O documento é assinado por Anis – Instituto de Bioética, Campanha Nem Presa Nem Morta, Católicas pelo Direito de Decidir, Cepia – Cidadania Estudo Pesquisa Informação e Ação, Cfemea – Centro Feminista de Estudos e Assessoria, Coletivo Feminista Sexualidade e Saúde, Coletivo Margarida Alves de Assessoria Popular, Criola, Cunhã Coletivo Feminista, EIG – Evangélicas Pela Igualdade de Gênero, Grupo Curumim Gestação e Parto, Portal Catarinas, Rede Feminista de Saúde Direitos Sexuais e Direitos Reprodutivos e Redeh – Rede de Desenvolvimento Humano.
Manifesto
Além do ato desta quinta-feira, organizações em defesa da justiça reprodutiva também organizam um manifesto e uma audiência pública em 28 de maio, Dia Internacional de Luta pela Saúde da Mulher e Dia Nacional de Redução da Mortalidade Materna. A audiência pública vai ocorrer na Faculdade de Direito da Universidade de São Paulo (USP).

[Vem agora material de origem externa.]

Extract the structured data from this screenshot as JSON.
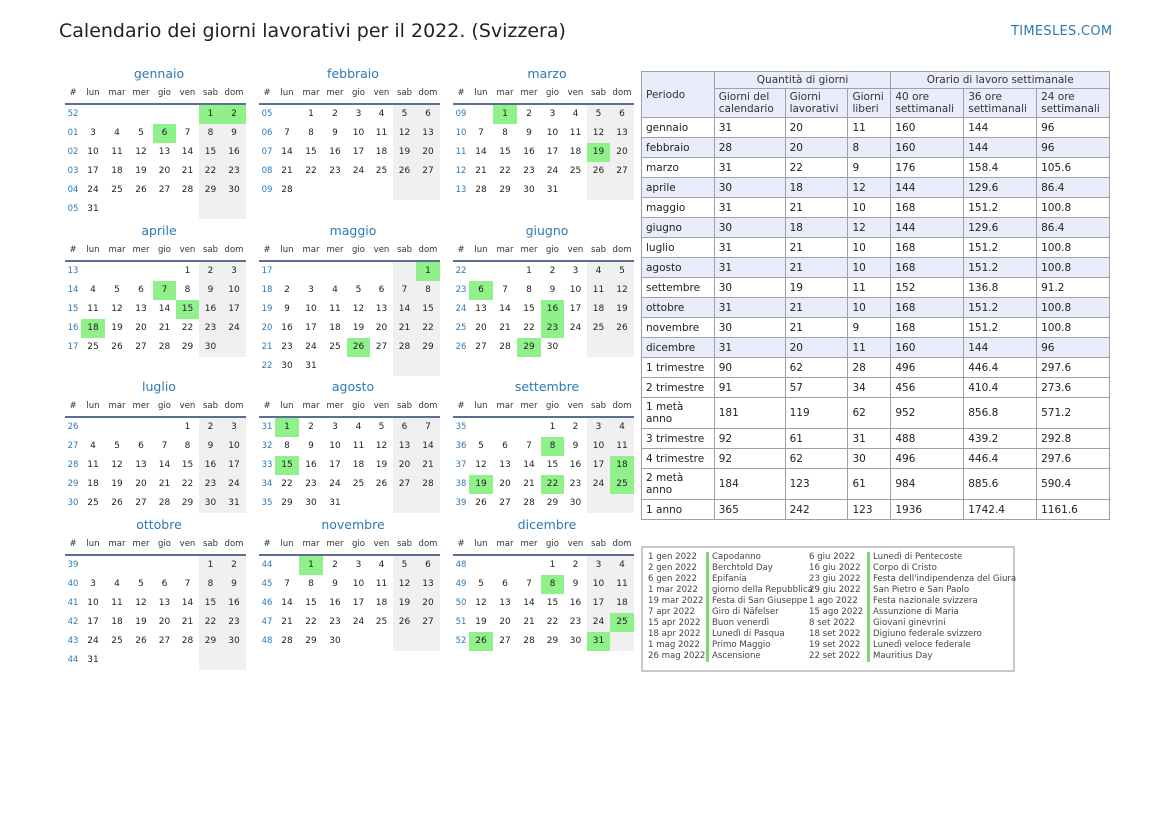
{
  "page": {
    "title": "Calendario dei giorni lavorativi per il 2022. (Svizzera)",
    "site": "TIMESLES.COM"
  },
  "colors": {
    "accent": "#2a7ab8",
    "holiday": "#90f08a",
    "weekend": "#f0f0f0",
    "header_bg": "#e8ecfb"
  },
  "calendar": {
    "week_header": [
      "#",
      "lun",
      "mar",
      "mer",
      "gio",
      "ven",
      "sab",
      "dom"
    ],
    "months": [
      {
        "name": "gennaio",
        "weeks": [
          {
            "n": "52",
            "d": [
              "",
              "",
              "",
              "",
              "",
              "1",
              "2"
            ]
          },
          {
            "n": "01",
            "d": [
              "3",
              "4",
              "5",
              "6",
              "7",
              "8",
              "9"
            ]
          },
          {
            "n": "02",
            "d": [
              "10",
              "11",
              "12",
              "13",
              "14",
              "15",
              "16"
            ]
          },
          {
            "n": "03",
            "d": [
              "17",
              "18",
              "19",
              "20",
              "21",
              "22",
              "23"
            ]
          },
          {
            "n": "04",
            "d": [
              "24",
              "25",
              "26",
              "27",
              "28",
              "29",
              "30"
            ]
          },
          {
            "n": "05",
            "d": [
              "31",
              "",
              "",
              "",
              "",
              "",
              ""
            ]
          }
        ],
        "holidays": [
          "1",
          "2",
          "6"
        ]
      },
      {
        "name": "febbraio",
        "weeks": [
          {
            "n": "05",
            "d": [
              "",
              "1",
              "2",
              "3",
              "4",
              "5",
              "6"
            ]
          },
          {
            "n": "06",
            "d": [
              "7",
              "8",
              "9",
              "10",
              "11",
              "12",
              "13"
            ]
          },
          {
            "n": "07",
            "d": [
              "14",
              "15",
              "16",
              "17",
              "18",
              "19",
              "20"
            ]
          },
          {
            "n": "08",
            "d": [
              "21",
              "22",
              "23",
              "24",
              "25",
              "26",
              "27"
            ]
          },
          {
            "n": "09",
            "d": [
              "28",
              "",
              "",
              "",
              "",
              "",
              ""
            ]
          }
        ],
        "holidays": []
      },
      {
        "name": "marzo",
        "weeks": [
          {
            "n": "09",
            "d": [
              "",
              "1",
              "2",
              "3",
              "4",
              "5",
              "6"
            ]
          },
          {
            "n": "10",
            "d": [
              "7",
              "8",
              "9",
              "10",
              "11",
              "12",
              "13"
            ]
          },
          {
            "n": "11",
            "d": [
              "14",
              "15",
              "16",
              "17",
              "18",
              "19",
              "20"
            ]
          },
          {
            "n": "12",
            "d": [
              "21",
              "22",
              "23",
              "24",
              "25",
              "26",
              "27"
            ]
          },
          {
            "n": "13",
            "d": [
              "28",
              "29",
              "30",
              "31",
              "",
              "",
              ""
            ]
          }
        ],
        "holidays": [
          "1",
          "19"
        ]
      },
      {
        "name": "aprile",
        "weeks": [
          {
            "n": "13",
            "d": [
              "",
              "",
              "",
              "",
              "1",
              "2",
              "3"
            ]
          },
          {
            "n": "14",
            "d": [
              "4",
              "5",
              "6",
              "7",
              "8",
              "9",
              "10"
            ]
          },
          {
            "n": "15",
            "d": [
              "11",
              "12",
              "13",
              "14",
              "15",
              "16",
              "17"
            ]
          },
          {
            "n": "16",
            "d": [
              "18",
              "19",
              "20",
              "21",
              "22",
              "23",
              "24"
            ]
          },
          {
            "n": "17",
            "d": [
              "25",
              "26",
              "27",
              "28",
              "29",
              "30",
              ""
            ]
          }
        ],
        "holidays": [
          "7",
          "15",
          "18"
        ]
      },
      {
        "name": "maggio",
        "weeks": [
          {
            "n": "17",
            "d": [
              "",
              "",
              "",
              "",
              "",
              "",
              "1"
            ]
          },
          {
            "n": "18",
            "d": [
              "2",
              "3",
              "4",
              "5",
              "6",
              "7",
              "8"
            ]
          },
          {
            "n": "19",
            "d": [
              "9",
              "10",
              "11",
              "12",
              "13",
              "14",
              "15"
            ]
          },
          {
            "n": "20",
            "d": [
              "16",
              "17",
              "18",
              "19",
              "20",
              "21",
              "22"
            ]
          },
          {
            "n": "21",
            "d": [
              "23",
              "24",
              "25",
              "26",
              "27",
              "28",
              "29"
            ]
          },
          {
            "n": "22",
            "d": [
              "30",
              "31",
              "",
              "",
              "",
              "",
              ""
            ]
          }
        ],
        "holidays": [
          "1",
          "26"
        ]
      },
      {
        "name": "giugno",
        "weeks": [
          {
            "n": "22",
            "d": [
              "",
              "",
              "1",
              "2",
              "3",
              "4",
              "5"
            ]
          },
          {
            "n": "23",
            "d": [
              "6",
              "7",
              "8",
              "9",
              "10",
              "11",
              "12"
            ]
          },
          {
            "n": "24",
            "d": [
              "13",
              "14",
              "15",
              "16",
              "17",
              "18",
              "19"
            ]
          },
          {
            "n": "25",
            "d": [
              "20",
              "21",
              "22",
              "23",
              "24",
              "25",
              "26"
            ]
          },
          {
            "n": "26",
            "d": [
              "27",
              "28",
              "29",
              "30",
              "",
              "",
              ""
            ]
          }
        ],
        "holidays": [
          "6",
          "16",
          "23",
          "29"
        ]
      },
      {
        "name": "luglio",
        "weeks": [
          {
            "n": "26",
            "d": [
              "",
              "",
              "",
              "",
              "1",
              "2",
              "3"
            ]
          },
          {
            "n": "27",
            "d": [
              "4",
              "5",
              "6",
              "7",
              "8",
              "9",
              "10"
            ]
          },
          {
            "n": "28",
            "d": [
              "11",
              "12",
              "13",
              "14",
              "15",
              "16",
              "17"
            ]
          },
          {
            "n": "29",
            "d": [
              "18",
              "19",
              "20",
              "21",
              "22",
              "23",
              "24"
            ]
          },
          {
            "n": "30",
            "d": [
              "25",
              "26",
              "27",
              "28",
              "29",
              "30",
              "31"
            ]
          }
        ],
        "holidays": []
      },
      {
        "name": "agosto",
        "weeks": [
          {
            "n": "31",
            "d": [
              "1",
              "2",
              "3",
              "4",
              "5",
              "6",
              "7"
            ]
          },
          {
            "n": "32",
            "d": [
              "8",
              "9",
              "10",
              "11",
              "12",
              "13",
              "14"
            ]
          },
          {
            "n": "33",
            "d": [
              "15",
              "16",
              "17",
              "18",
              "19",
              "20",
              "21"
            ]
          },
          {
            "n": "34",
            "d": [
              "22",
              "23",
              "24",
              "25",
              "26",
              "27",
              "28"
            ]
          },
          {
            "n": "35",
            "d": [
              "29",
              "30",
              "31",
              "",
              "",
              "",
              ""
            ]
          }
        ],
        "holidays": [
          "1",
          "15"
        ]
      },
      {
        "name": "settembre",
        "weeks": [
          {
            "n": "35",
            "d": [
              "",
              "",
              "",
              "1",
              "2",
              "3",
              "4"
            ]
          },
          {
            "n": "36",
            "d": [
              "5",
              "6",
              "7",
              "8",
              "9",
              "10",
              "11"
            ]
          },
          {
            "n": "37",
            "d": [
              "12",
              "13",
              "14",
              "15",
              "16",
              "17",
              "18"
            ]
          },
          {
            "n": "38",
            "d": [
              "19",
              "20",
              "21",
              "22",
              "23",
              "24",
              "25"
            ]
          },
          {
            "n": "39",
            "d": [
              "26",
              "27",
              "28",
              "29",
              "30",
              "",
              ""
            ]
          }
        ],
        "holidays": [
          "8",
          "18",
          "19",
          "22",
          "25"
        ]
      },
      {
        "name": "ottobre",
        "weeks": [
          {
            "n": "39",
            "d": [
              "",
              "",
              "",
              "",
              "",
              "1",
              "2"
            ]
          },
          {
            "n": "40",
            "d": [
              "3",
              "4",
              "5",
              "6",
              "7",
              "8",
              "9"
            ]
          },
          {
            "n": "41",
            "d": [
              "10",
              "11",
              "12",
              "13",
              "14",
              "15",
              "16"
            ]
          },
          {
            "n": "42",
            "d": [
              "17",
              "18",
              "19",
              "20",
              "21",
              "22",
              "23"
            ]
          },
          {
            "n": "43",
            "d": [
              "24",
              "25",
              "26",
              "27",
              "28",
              "29",
              "30"
            ]
          },
          {
            "n": "44",
            "d": [
              "31",
              "",
              "",
              "",
              "",
              "",
              ""
            ]
          }
        ],
        "holidays": []
      },
      {
        "name": "novembre",
        "weeks": [
          {
            "n": "44",
            "d": [
              "",
              "1",
              "2",
              "3",
              "4",
              "5",
              "6"
            ]
          },
          {
            "n": "45",
            "d": [
              "7",
              "8",
              "9",
              "10",
              "11",
              "12",
              "13"
            ]
          },
          {
            "n": "46",
            "d": [
              "14",
              "15",
              "16",
              "17",
              "18",
              "19",
              "20"
            ]
          },
          {
            "n": "47",
            "d": [
              "21",
              "22",
              "23",
              "24",
              "25",
              "26",
              "27"
            ]
          },
          {
            "n": "48",
            "d": [
              "28",
              "29",
              "30",
              "",
              "",
              "",
              ""
            ]
          }
        ],
        "holidays": [
          "1"
        ]
      },
      {
        "name": "dicembre",
        "weeks": [
          {
            "n": "48",
            "d": [
              "",
              "",
              "",
              "1",
              "2",
              "3",
              "4"
            ]
          },
          {
            "n": "49",
            "d": [
              "5",
              "6",
              "7",
              "8",
              "9",
              "10",
              "11"
            ]
          },
          {
            "n": "50",
            "d": [
              "12",
              "13",
              "14",
              "15",
              "16",
              "17",
              "18"
            ]
          },
          {
            "n": "51",
            "d": [
              "19",
              "20",
              "21",
              "22",
              "23",
              "24",
              "25"
            ]
          },
          {
            "n": "52",
            "d": [
              "26",
              "27",
              "28",
              "29",
              "30",
              "31",
              ""
            ]
          }
        ],
        "holidays": [
          "8",
          "25",
          "26",
          "31"
        ]
      }
    ]
  },
  "summary": {
    "headers": {
      "period": "Periodo",
      "qty_days": "Quantità di giorni",
      "weekly_hours": "Orario di lavoro settimanale",
      "cols": [
        "Giorni del calendario",
        "Giorni lavorativi",
        "Giorni liberi",
        "40 ore settimanali",
        "36 ore settimanali",
        "24 ore settimanali"
      ]
    },
    "rows": [
      [
        "gennaio",
        "31",
        "20",
        "11",
        "160",
        "144",
        "96"
      ],
      [
        "febbraio",
        "28",
        "20",
        "8",
        "160",
        "144",
        "96"
      ],
      [
        "marzo",
        "31",
        "22",
        "9",
        "176",
        "158.4",
        "105.6"
      ],
      [
        "aprile",
        "30",
        "18",
        "12",
        "144",
        "129.6",
        "86.4"
      ],
      [
        "maggio",
        "31",
        "21",
        "10",
        "168",
        "151.2",
        "100.8"
      ],
      [
        "giugno",
        "30",
        "18",
        "12",
        "144",
        "129.6",
        "86.4"
      ],
      [
        "luglio",
        "31",
        "21",
        "10",
        "168",
        "151.2",
        "100.8"
      ],
      [
        "agosto",
        "31",
        "21",
        "10",
        "168",
        "151.2",
        "100.8"
      ],
      [
        "settembre",
        "30",
        "19",
        "11",
        "152",
        "136.8",
        "91.2"
      ],
      [
        "ottobre",
        "31",
        "21",
        "10",
        "168",
        "151.2",
        "100.8"
      ],
      [
        "novembre",
        "30",
        "21",
        "9",
        "168",
        "151.2",
        "100.8"
      ],
      [
        "dicembre",
        "31",
        "20",
        "11",
        "160",
        "144",
        "96"
      ],
      [
        "1 trimestre",
        "90",
        "62",
        "28",
        "496",
        "446.4",
        "297.6"
      ],
      [
        "2 trimestre",
        "91",
        "57",
        "34",
        "456",
        "410.4",
        "273.6"
      ],
      [
        "1 metà anno",
        "181",
        "119",
        "62",
        "952",
        "856.8",
        "571.2"
      ],
      [
        "3 trimestre",
        "92",
        "61",
        "31",
        "488",
        "439.2",
        "292.8"
      ],
      [
        "4 trimestre",
        "92",
        "62",
        "30",
        "496",
        "446.4",
        "297.6"
      ],
      [
        "2 metà anno",
        "184",
        "123",
        "61",
        "984",
        "885.6",
        "590.4"
      ],
      [
        "1 anno",
        "365",
        "242",
        "123",
        "1936",
        "1742.4",
        "1161.6"
      ]
    ]
  },
  "holidays_list": [
    [
      "1 gen 2022",
      "Capodanno"
    ],
    [
      "2 gen 2022",
      "Berchtold Day"
    ],
    [
      "6 gen 2022",
      "Epifania"
    ],
    [
      "1 mar 2022",
      "giorno della Repubblica"
    ],
    [
      "19 mar 2022",
      "Festa di San Giuseppe"
    ],
    [
      "7 apr 2022",
      "Giro di Näfelser"
    ],
    [
      "15 apr 2022",
      "Buon venerdì"
    ],
    [
      "18 apr 2022",
      "Lunedì di Pasqua"
    ],
    [
      "1 mag 2022",
      "Primo Maggio"
    ],
    [
      "26 mag 2022",
      "Ascensione"
    ],
    [
      "6 giu 2022",
      "Lunedì di Pentecoste"
    ],
    [
      "16 giu 2022",
      "Corpo di Cristo"
    ],
    [
      "23 giu 2022",
      "Festa dell'indipendenza del Giura"
    ],
    [
      "29 giu 2022",
      "San Pietro e San Paolo"
    ],
    [
      "1 ago 2022",
      "Festa nazionale svizzera"
    ],
    [
      "15 ago 2022",
      "Assunzione di Maria"
    ],
    [
      "8 set 2022",
      "Giovani ginevrini"
    ],
    [
      "18 set 2022",
      "Digiuno federale svizzero"
    ],
    [
      "19 set 2022",
      "Lunedì veloce federale"
    ],
    [
      "22 set 2022",
      "Mauritius Day"
    ]
  ]
}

“Articulamos com movimentos estudantis uma audiência para fazer esse debate das questões dos direitos violados em relação ao aborto legal e dimensionando o que está acontecendo em relação à perseguição dos profissionais”, afirma Maíra Bittencourt, integrante do Coletivo Feminista Sexualidade e Saúde.
O manifesto da Frente Estadual pela Legalização do Aborto requer que a prefeitura de São Paulo garanta o acesso ao aborto legal com qualidade, retorne os atendimentos no Hospital Vila Nova Cachoeirinha, amplie o Programa Municipal de Interrupção Gestacional Segura, além de outros pontos que garantam política municipal integral de saúde sexual e reprodutiva.

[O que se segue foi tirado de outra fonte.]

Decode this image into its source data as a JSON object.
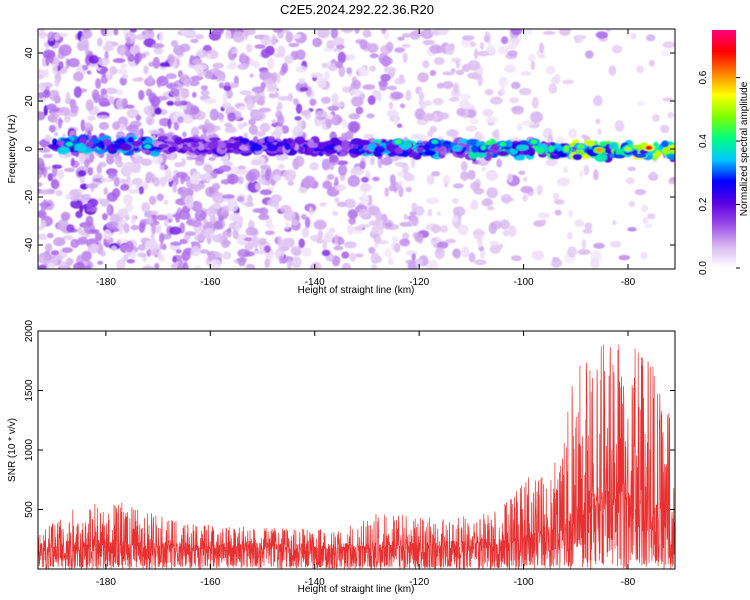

Ao Cremesp, o documento demanda a interrupção dos processos administrativos contra profissionais que realizam aborto legal, a garantia que prontuários médicos não serão utilizados em sindicâncias sem expressa autorização judicial, e o fim da violência institucional contra defensoras dos direitos reprodutivos, entre outras questões.